Journal: Advanced science (Weinheim, Baden-Wurttemberg, Germany)
This prospective, single-arm phase II study evaluated neoadjuvant tislelizumab (anti–PD-1) plus SOX (S-1 and oxaliplatin) in locally advanced gastric cancer and explored tumor microenvironment correlates of response.
Key clinical findings
- • 49 patients with locally advanced gastric cancer were treated with neoadjuvant tislelizumab + SOX followed by surgery.
- • At 3-year follow-up, median progression-free survival and overall survival were not reached.
- • Estimated 3-year PFS and OS rates were 64.1% and 73.2%, respectively, indicating durable benefit in a substantial proportion of patients.
Translational / mechanistic findings
- • Single-cell RNA sequencing of 22,248 tumor cells from 7 patients identified three distinct cancer-associated fibroblast (CAF) subtypes.

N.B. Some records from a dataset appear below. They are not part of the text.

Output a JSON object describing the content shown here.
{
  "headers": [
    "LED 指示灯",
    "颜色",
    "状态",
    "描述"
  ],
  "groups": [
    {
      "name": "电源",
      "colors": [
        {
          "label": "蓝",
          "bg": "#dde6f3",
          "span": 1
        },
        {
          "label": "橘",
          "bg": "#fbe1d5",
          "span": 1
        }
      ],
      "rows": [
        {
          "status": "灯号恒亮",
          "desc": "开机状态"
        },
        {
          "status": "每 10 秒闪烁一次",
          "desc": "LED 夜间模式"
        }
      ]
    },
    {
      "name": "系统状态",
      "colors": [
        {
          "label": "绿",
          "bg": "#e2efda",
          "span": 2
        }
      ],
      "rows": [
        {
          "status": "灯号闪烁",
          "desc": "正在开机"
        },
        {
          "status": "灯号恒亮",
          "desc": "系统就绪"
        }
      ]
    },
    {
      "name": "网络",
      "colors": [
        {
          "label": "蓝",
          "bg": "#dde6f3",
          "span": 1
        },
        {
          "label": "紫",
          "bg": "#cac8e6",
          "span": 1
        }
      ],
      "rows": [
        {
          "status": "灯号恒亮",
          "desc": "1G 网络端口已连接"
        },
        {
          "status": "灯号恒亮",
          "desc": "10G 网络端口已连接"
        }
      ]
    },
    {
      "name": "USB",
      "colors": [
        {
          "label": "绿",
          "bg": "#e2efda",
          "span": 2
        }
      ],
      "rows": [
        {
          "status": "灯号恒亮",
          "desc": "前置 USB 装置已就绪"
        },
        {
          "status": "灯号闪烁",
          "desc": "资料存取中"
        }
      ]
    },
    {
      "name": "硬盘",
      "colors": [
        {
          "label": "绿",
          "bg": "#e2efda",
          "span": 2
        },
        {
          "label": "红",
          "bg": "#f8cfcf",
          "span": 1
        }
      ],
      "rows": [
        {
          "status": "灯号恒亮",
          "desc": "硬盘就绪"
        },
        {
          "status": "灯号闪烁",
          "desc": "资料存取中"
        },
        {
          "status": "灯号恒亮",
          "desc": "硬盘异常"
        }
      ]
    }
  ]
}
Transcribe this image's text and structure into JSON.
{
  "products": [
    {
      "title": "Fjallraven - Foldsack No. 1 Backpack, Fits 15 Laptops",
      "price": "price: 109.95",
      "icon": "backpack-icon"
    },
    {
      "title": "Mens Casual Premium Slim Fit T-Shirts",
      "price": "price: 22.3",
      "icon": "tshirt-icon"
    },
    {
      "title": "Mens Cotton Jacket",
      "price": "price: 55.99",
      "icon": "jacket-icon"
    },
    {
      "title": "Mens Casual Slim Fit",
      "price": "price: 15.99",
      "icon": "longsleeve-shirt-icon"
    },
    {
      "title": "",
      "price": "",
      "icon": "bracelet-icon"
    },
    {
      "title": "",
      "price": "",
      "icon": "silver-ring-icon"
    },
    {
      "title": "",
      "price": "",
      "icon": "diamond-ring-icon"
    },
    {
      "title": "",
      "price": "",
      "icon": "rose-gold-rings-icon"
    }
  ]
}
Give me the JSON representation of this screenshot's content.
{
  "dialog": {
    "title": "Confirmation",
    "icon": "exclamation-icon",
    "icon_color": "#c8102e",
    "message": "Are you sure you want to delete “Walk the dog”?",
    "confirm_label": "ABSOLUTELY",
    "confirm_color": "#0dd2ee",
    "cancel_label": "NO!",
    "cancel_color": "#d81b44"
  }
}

- • Spatial transcriptomics on gastric cancer samples confirmed this CAF classification.
- • Inflammatory CAFs (iCAFs) were:
- • Negatively associated with immunotherapy efficacy.
- • Linked to an immunosuppressive tumor microenvironment during PD-1 blockade plus SOX.
- • Higher iCAF scores correlated with resistance to the tislelizumab + SOX regimen, and in vitro experiments supported the immunosuppressive role of iCAFs.
Clinical implications
- • Neoadjuvant tislelizumab + SOX appears to confer promising long-term outcomes in locally advanced gastric cancer.
- • CAF heterogeneity, particularly enrichment of iCAFs, may serve as a biomarker of resistance and a potential therapeutic target to improve the effectiveness of PD-1–based neoadjuvant strategies.